According to Free Beacon in an article titled “China Confirms Third Test of Hypersonic Missile” [1]:

China on Wednesday confirmed that it carried out a third flight test of a new hypersonic strike vehicle that U.S. officials say is part of efforts by Chinese nuclear forces to penetrate U.S. strategic missile defenses.

A Chinese Defense Ministry spokesman told state-run news media the Dec. 2 test was routine.

“Scientific experiments carried out by China within its borders are normal ones conducted according to its schedule, and they are not directed against any specific country or target,” the Defense Ministry stated through a spokesman. The comments were reported in the official China Daily newspaper.

The official confirmation is unusual because China’s military development programs, and specifically its nuclear arms, are shrouded in secrecy.

The Ministry comment was made in response to the Free Beacon’s disclosure Dec. 4 that China had conducted a third flight test of the maneuvering high-speed hypersonic glide vehicle called the Wu-14. The test was carried out in western China.

Defense officials said the test was the third by China of the new ultra-high speed vehicle. Two earlier tests were monitored by U.S. intelligence agencies on Jan. 9 and Aug. 7.

The third test of the advanced weapon in a single year is an indication of the high priority China has placed on building the weapon, military analysts said.

John Tkacik, a former State Department China affairs specialist, said the Wu-14 development is one reason the Pentagon increasingly has expressed anxieties over Chinese weapons development in public.

“Clearly, hypersonic reentry vehicles are intended eventually to deliver nuclear weapons to a target,” Tkacik said. “And clearly, China is modernizing its nuclear weapon systems far more extensively than Washington policymakers have been willing to believe.”

Tkacik noted that the Wu-14 program comes “at a time when America’s nuclear weapons infrastructure, from Air Force delivery systems launch units down through the industrial base, is attriting its expertise, its scientists, its manufacturing capacity, its military morale.” By contrast, “China has upped the ante and is betting all in,” he said.

Mark Stokes, a retired Air Force officer and former Pentagon China specialist, the latest test indicated “the People’s Liberation Army—presumably the Second Artillery Force—and the space and missile industry have been carrying out engineering design work on a boosted hypersonic glide vehicle for quite some time.”

“Certification of the design requires prototype testing of the post boost vehicle,” he said.

Tkacik said hypersonic strike vehicles are designed to reduce warning time of an attack to zero so that “the target never knows what hit it, nor does an anti-ballistic missile system have the time to plot a track before it’s hit.”

“Unlike the U.S. which can’t build a nuclear warhead any more, China’s drive for a hypersonic capacity centers on nuclear weapons delivery,” Tkacik said. “But this is a reality that no one in Washington can quite allow himself to believe.”

The Wu-14 is launched atop a ballistic missile, travels to near-space, and then re-enters the atmosphere and glided to its target. It travels at speeds of up to Mach 10, or 10 times the speed of sound, around 7,680 miles per hour.

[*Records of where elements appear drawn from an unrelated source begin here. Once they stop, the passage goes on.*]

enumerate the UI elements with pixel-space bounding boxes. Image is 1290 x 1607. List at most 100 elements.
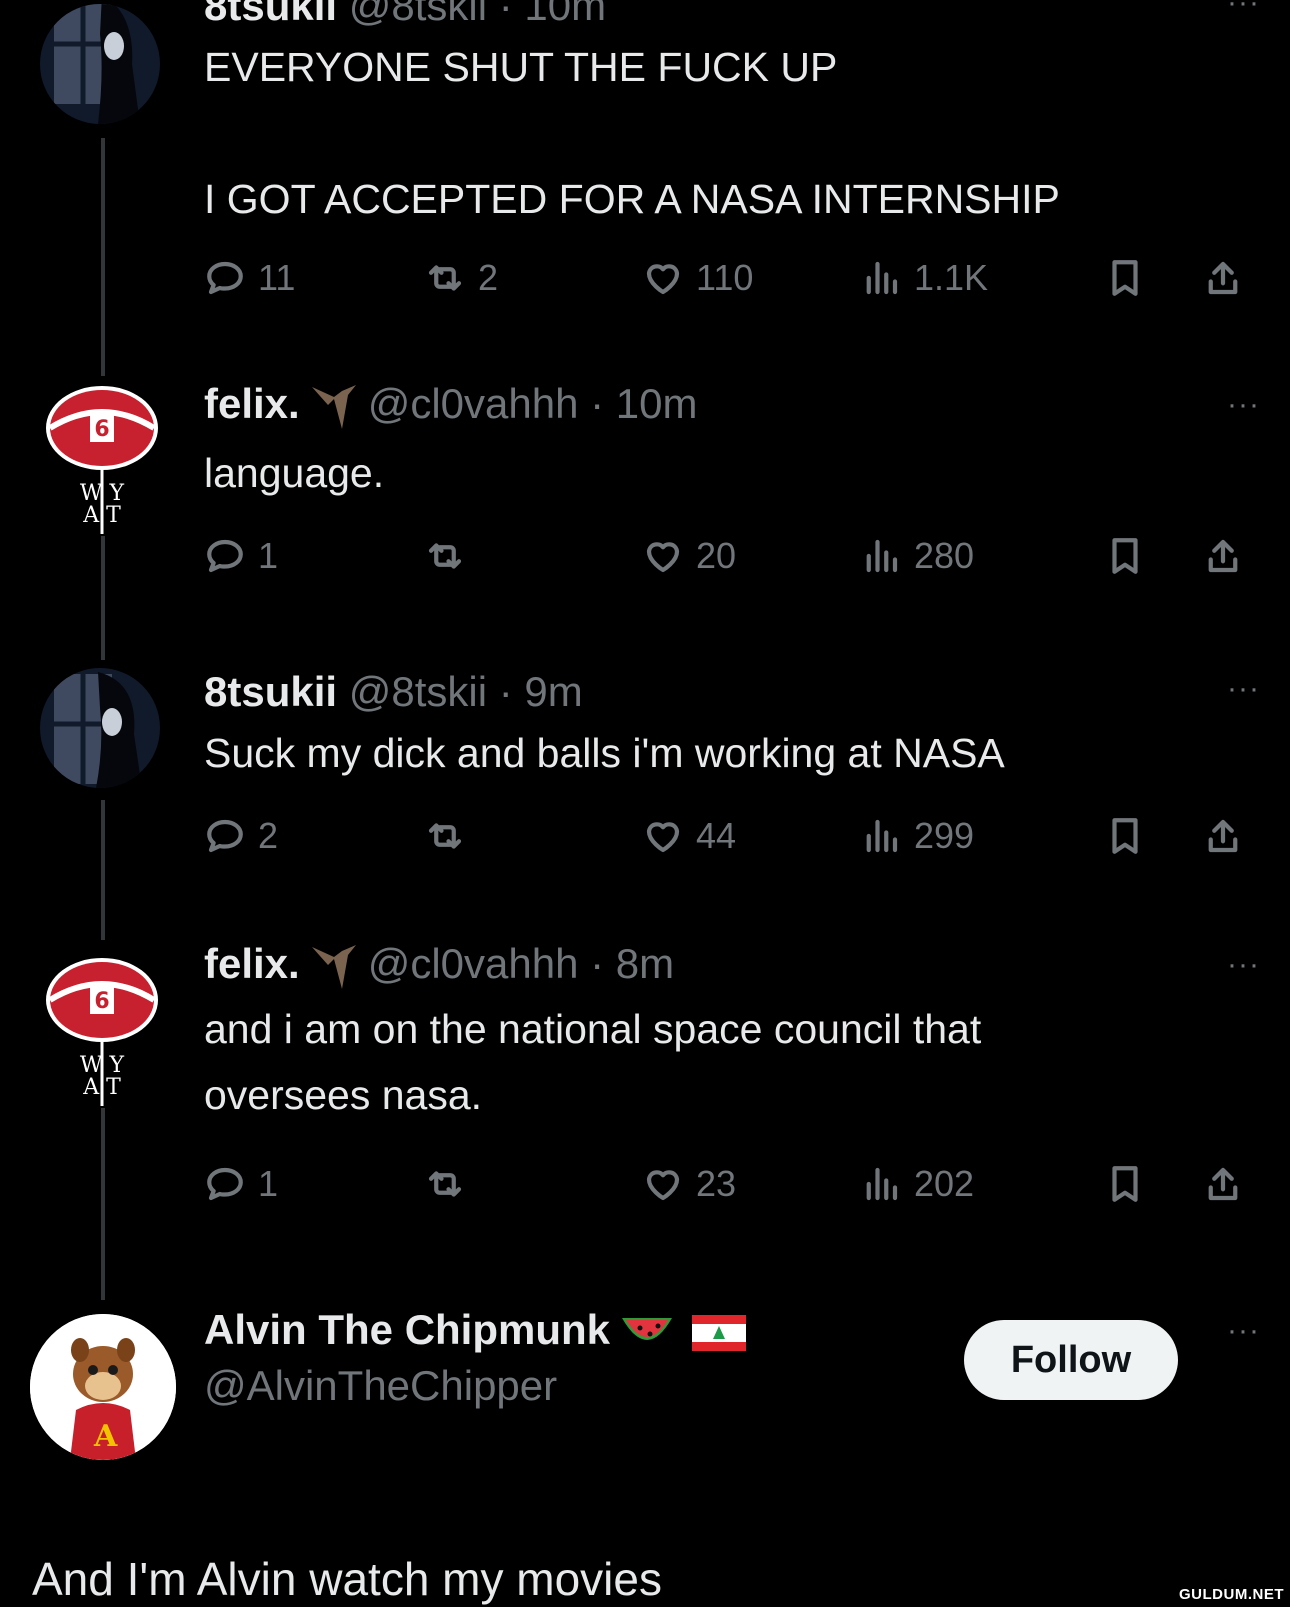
tweet-actions: 2 44 299 xyxy=(0,808,1290,864)
share-button[interactable] xyxy=(1202,808,1244,864)
views-icon xyxy=(866,1167,898,1201)
tweet-text: Suck my dick and balls i'm working at NA… xyxy=(204,730,1005,776)
like-count: 110 xyxy=(696,257,754,298)
tweet-header: felix. @cl0vahhh · 10m xyxy=(204,380,698,433)
views-button[interactable]: 280 xyxy=(860,528,974,584)
reply-icon xyxy=(207,539,243,573)
retweet-icon xyxy=(428,543,462,569)
like-button[interactable]: 23 xyxy=(642,1156,736,1212)
share-button[interactable] xyxy=(1202,528,1244,584)
like-icon xyxy=(646,542,680,573)
more-options-button[interactable]: ··· xyxy=(1227,948,1260,982)
reply-count: 2 xyxy=(258,815,279,856)
retweet-button[interactable] xyxy=(424,1156,478,1212)
bookmark-icon xyxy=(1112,538,1138,574)
like-icon xyxy=(646,822,680,853)
bookmark-button[interactable] xyxy=(1104,1156,1146,1212)
bookmark-icon xyxy=(1112,1166,1138,1202)
avatar[interactable] xyxy=(40,4,160,124)
views-icon xyxy=(866,539,898,573)
avatar[interactable]: 6 W Y A T xyxy=(40,376,164,536)
views-count: 202 xyxy=(914,1163,975,1204)
reply-icon xyxy=(207,819,243,853)
views-count: 299 xyxy=(914,815,975,856)
share-icon xyxy=(1208,1167,1238,1201)
like-count: 23 xyxy=(696,1163,737,1204)
lebanon-flag-icon xyxy=(692,1314,747,1351)
share-icon xyxy=(1208,539,1238,573)
tweet-text: EVERYONE SHUT THE FUCK UP I GOT ACCEPTED… xyxy=(204,44,1060,222)
tweet-header: felix. @cl0vahhh · 8m xyxy=(204,940,674,993)
display-name[interactable]: 8tsukii xyxy=(204,668,337,715)
tweet-header: 8tsukii @8tskii · 9m xyxy=(204,668,583,716)
share-button[interactable] xyxy=(1202,1156,1244,1212)
reply-button[interactable]: 2 xyxy=(204,808,278,864)
follow-button[interactable]: Follow xyxy=(964,1320,1178,1400)
tweet-text: and i am on the national space council t… xyxy=(204,1006,982,1118)
bat-emoji-icon xyxy=(311,944,356,989)
tweet-header: 8tsukii @8tskii · 10m xyxy=(204,0,606,30)
display-name[interactable]: felix. xyxy=(204,380,300,427)
reply-count: 11 xyxy=(258,257,296,298)
handle[interactable]: @cl0vahhh · 10m xyxy=(368,380,698,427)
share-button[interactable] xyxy=(1202,250,1244,306)
main-tweet-text: And I'm Alvin watch my movies xyxy=(32,1553,662,1605)
views-count: 1.1K xyxy=(914,257,989,298)
handle[interactable]: @8tskii · 10m xyxy=(349,0,606,29)
bookmark-button[interactable] xyxy=(1104,528,1146,584)
like-icon xyxy=(646,264,680,295)
tweet-actions: 1 23 202 xyxy=(0,1156,1290,1212)
handle-row: @AlvinTheChipper xyxy=(204,1362,557,1410)
retweet-icon xyxy=(428,1171,462,1197)
more-options-button[interactable]: ··· xyxy=(1227,672,1260,706)
retweet-icon xyxy=(428,265,462,291)
watermark: GULDUM.NET xyxy=(1179,1586,1284,1603)
retweet-button[interactable]: 2 xyxy=(424,250,498,306)
bookmark-icon xyxy=(1112,818,1138,854)
retweet-button[interactable] xyxy=(424,808,478,864)
reply-button[interactable]: 11 xyxy=(204,250,295,306)
like-button[interactable]: 44 xyxy=(642,808,736,864)
tweet-text: language. xyxy=(204,450,385,496)
avatar-number: 6 xyxy=(94,417,109,442)
reply-count: 1 xyxy=(258,535,279,576)
handle[interactable]: @8tskii · 9m xyxy=(349,668,583,715)
handle[interactable]: @cl0vahhh · 8m xyxy=(368,940,674,987)
reply-icon xyxy=(207,1167,243,1201)
views-button[interactable]: 1.1K xyxy=(860,250,988,306)
more-options-button[interactable]: ··· xyxy=(1227,0,1260,20)
views-button[interactable]: 299 xyxy=(860,808,974,864)
avatar[interactable]: 6 W Y A T xyxy=(40,948,164,1108)
avatar-letter: A xyxy=(93,1419,118,1454)
display-name[interactable]: Alvin The Chipmunk xyxy=(204,1306,610,1353)
twitter-thread: 8tsukii @8tskii · 10m ··· EVERYONE SHUT … xyxy=(0,0,1290,1607)
reply-icon xyxy=(207,261,243,295)
more-options-button[interactable]: ··· xyxy=(1227,388,1260,422)
retweet-icon xyxy=(428,823,462,849)
reply-button[interactable]: 1 xyxy=(204,1156,278,1212)
reply-button[interactable]: 1 xyxy=(204,528,278,584)
display-name[interactable]: felix. xyxy=(204,940,300,987)
share-icon xyxy=(1208,261,1238,295)
bookmark-button[interactable] xyxy=(1104,250,1146,306)
bookmark-button[interactable] xyxy=(1104,808,1146,864)
tweet-header: Alvin The Chipmunk xyxy=(204,1306,754,1354)
retweet-count: 2 xyxy=(478,257,499,298)
like-button[interactable]: 110 xyxy=(642,250,753,306)
views-button[interactable]: 202 xyxy=(860,1156,974,1212)
like-count: 20 xyxy=(696,535,737,576)
like-button[interactable]: 20 xyxy=(642,528,736,584)
avatar[interactable] xyxy=(40,668,160,788)
reply-count: 1 xyxy=(258,1163,279,1204)
watermelon-emoji-icon xyxy=(622,1317,673,1340)
like-icon xyxy=(646,1170,680,1201)
avatar[interactable]: A xyxy=(30,1314,176,1460)
retweet-button[interactable] xyxy=(424,528,478,584)
handle[interactable]: @AlvinTheChipper xyxy=(204,1362,557,1409)
views-icon xyxy=(866,819,898,853)
bat-emoji-icon xyxy=(311,384,356,429)
display-name[interactable]: 8tsukii xyxy=(204,0,337,29)
avatar-number: 6 xyxy=(94,989,109,1014)
more-options-button[interactable]: ··· xyxy=(1227,1314,1260,1348)
like-count: 44 xyxy=(696,815,737,856)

Operating a weapon at such speeds is difficult because of the stress on materials and the difficulty of controlling the vehicle.

U.S. officials have said the Wu-14 is being developed primarily to carry a nuclear warhead, but could also be used as part of China’s conventional strike capabilities, such as attacking aircraft carriers at sea.

The annual report of the congressional U.S.-China Economic and Security Review Commission, made public Nov. 20, described Chinese hypersonic weapons as “a core component of its next-generation precision strike capability.”

“Hypersonic glide vehicles could render existing U.S. missile defense systems less effective and potentially obsolete,” the report said.

A deployed Wu-14 strike vehicle will give China’s military the capability of conducting attacks any place on earth within minutes to hours, the commission report said.